Figure 3.5: The three marble bins in Example 3.2. Left: Bet A, 40% chance of selecting green. Middle: Bet B, 20% chance of selecting green. Left: Bet C, 60% chance of selecting green.

Of course, the strategy in the above example isn’t an exact science, and there is a lot of behavioral psychology behind how people make choices in situations like this, especially when betting with real money. But the example provides a very rough idea of how you might discern a subjective probability of an event. The example also illustrates that probabilities can be “personal”; your information or assumptions will influence your assessment of the likelihood.

We close this section with some brief comments about subjectivity. Subjectivity is not bad; “subjective” is not a “dirty” word. Any probability model involves some subjectivity, even when probabilities can be interpreted naturally as long run relative frequencies. For example, assuming a die is fair does not codify an objective truth about the die. Instead, “fairness” reflects a reasonable and tractable mathematical model. In the real world, any “fair” six-sided die has small physical imperfections that cause the six faces to have different probabilities. However, the differences are usually small enough to be ignored for most practical purposes. Assuming that the probability that the die lands on each side is 1/6 is much more tractable than assuming the probability of a 1 is 0.1666666668, the probability of a 2 is 0.1666666665, etc. (Furthermore, measuring the probability of each side so precisely would be extremely difficult.) But assuming that the probability that the die lands on each side is 1/6 is also subjective.
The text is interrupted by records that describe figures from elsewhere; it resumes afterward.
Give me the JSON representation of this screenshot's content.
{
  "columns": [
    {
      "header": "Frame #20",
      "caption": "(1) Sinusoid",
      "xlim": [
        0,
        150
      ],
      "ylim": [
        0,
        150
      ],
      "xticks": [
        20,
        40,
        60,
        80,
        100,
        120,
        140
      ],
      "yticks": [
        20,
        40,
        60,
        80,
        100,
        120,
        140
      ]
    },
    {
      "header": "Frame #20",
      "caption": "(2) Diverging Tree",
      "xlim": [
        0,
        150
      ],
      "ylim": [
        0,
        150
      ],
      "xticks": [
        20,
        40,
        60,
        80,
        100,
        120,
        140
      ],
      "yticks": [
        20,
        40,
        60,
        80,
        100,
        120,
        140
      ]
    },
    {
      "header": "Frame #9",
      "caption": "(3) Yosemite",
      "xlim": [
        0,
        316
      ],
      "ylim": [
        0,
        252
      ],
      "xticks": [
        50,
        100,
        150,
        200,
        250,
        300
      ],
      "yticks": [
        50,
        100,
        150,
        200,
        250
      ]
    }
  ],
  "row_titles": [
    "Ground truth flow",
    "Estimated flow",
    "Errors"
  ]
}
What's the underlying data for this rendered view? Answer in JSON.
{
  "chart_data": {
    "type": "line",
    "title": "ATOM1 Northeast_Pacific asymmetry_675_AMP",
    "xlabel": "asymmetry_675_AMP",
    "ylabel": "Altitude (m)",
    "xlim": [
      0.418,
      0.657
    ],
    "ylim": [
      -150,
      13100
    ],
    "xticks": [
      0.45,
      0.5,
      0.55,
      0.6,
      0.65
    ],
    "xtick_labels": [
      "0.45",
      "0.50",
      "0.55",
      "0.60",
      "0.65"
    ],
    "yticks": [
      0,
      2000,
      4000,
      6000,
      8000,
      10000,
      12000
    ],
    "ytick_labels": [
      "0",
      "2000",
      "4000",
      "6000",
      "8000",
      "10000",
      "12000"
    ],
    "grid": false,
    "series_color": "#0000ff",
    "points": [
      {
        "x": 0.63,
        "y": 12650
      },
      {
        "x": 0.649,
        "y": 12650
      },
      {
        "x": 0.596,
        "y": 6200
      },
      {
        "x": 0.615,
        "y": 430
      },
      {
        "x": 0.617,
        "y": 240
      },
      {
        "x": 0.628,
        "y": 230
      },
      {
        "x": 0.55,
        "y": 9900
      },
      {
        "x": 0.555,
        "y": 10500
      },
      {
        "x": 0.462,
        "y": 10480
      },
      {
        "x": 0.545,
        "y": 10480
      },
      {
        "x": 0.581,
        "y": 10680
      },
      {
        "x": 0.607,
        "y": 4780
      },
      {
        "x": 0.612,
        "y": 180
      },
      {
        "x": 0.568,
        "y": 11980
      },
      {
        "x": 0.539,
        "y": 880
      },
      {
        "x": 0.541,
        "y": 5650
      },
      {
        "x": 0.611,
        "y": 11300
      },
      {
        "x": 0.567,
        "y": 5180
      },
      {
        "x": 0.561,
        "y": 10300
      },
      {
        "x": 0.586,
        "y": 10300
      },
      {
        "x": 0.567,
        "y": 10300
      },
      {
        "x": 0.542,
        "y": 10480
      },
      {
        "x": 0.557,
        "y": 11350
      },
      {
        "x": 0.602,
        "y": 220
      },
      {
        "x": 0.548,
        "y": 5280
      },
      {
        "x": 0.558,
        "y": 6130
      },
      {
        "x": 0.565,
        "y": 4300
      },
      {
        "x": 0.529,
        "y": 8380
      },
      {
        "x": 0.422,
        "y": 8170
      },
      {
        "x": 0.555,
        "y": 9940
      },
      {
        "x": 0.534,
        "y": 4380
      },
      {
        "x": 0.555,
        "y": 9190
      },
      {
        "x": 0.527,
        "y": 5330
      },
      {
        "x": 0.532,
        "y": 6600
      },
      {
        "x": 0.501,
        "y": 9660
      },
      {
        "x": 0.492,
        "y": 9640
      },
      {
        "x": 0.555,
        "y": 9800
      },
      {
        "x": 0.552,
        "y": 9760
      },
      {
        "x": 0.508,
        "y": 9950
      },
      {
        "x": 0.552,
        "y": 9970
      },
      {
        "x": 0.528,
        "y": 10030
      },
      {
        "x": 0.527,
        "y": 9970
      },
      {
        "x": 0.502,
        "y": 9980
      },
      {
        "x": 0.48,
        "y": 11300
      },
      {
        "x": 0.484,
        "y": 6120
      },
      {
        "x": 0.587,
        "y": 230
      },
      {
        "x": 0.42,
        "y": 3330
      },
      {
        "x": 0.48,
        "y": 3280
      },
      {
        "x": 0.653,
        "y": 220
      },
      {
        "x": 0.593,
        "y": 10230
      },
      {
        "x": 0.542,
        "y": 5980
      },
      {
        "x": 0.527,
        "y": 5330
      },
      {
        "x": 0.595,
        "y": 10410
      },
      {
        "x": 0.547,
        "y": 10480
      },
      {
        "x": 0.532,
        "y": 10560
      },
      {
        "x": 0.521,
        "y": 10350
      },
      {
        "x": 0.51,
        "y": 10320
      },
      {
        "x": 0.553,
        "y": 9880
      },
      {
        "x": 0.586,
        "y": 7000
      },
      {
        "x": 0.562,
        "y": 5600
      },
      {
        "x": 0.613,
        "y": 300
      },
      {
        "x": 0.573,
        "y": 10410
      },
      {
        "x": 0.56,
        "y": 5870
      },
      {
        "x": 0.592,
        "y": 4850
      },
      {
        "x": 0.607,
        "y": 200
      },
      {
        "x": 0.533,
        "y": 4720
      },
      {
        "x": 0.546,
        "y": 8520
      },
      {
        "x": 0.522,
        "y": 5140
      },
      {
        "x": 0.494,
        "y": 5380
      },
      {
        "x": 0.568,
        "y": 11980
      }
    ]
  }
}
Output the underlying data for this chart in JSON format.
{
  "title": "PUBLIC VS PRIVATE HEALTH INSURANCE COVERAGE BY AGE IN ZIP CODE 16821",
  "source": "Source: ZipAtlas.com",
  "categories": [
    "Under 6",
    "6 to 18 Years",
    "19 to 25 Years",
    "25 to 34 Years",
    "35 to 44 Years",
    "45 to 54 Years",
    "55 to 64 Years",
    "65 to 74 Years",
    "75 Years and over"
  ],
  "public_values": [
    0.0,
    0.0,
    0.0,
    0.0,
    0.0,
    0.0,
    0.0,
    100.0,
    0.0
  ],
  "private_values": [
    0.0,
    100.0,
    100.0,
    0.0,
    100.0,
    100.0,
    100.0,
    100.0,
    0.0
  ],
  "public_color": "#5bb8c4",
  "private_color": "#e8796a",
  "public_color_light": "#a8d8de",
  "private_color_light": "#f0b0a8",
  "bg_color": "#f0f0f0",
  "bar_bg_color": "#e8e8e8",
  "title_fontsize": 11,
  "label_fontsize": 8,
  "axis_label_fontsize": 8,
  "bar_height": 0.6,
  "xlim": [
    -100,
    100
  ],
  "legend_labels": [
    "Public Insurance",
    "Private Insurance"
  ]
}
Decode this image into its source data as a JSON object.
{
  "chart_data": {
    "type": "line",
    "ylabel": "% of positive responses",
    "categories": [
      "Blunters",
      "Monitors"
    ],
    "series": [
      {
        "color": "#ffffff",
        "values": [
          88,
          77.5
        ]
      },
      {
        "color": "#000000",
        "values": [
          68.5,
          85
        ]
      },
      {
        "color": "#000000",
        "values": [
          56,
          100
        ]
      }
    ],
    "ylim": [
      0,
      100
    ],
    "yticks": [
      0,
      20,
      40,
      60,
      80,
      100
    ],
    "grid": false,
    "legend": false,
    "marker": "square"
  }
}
We might readily agree to assume that the probability that a six-sided die lands on 1 is 1/6, but we might not reach a concensus on the probability that the Chiefs win the Superbowl. But the fact that there cam be many reasonable probability models for a situation like the 2022 Superbowl does not make the corresponding subjective probabilities any less valid than long run relative frequencies.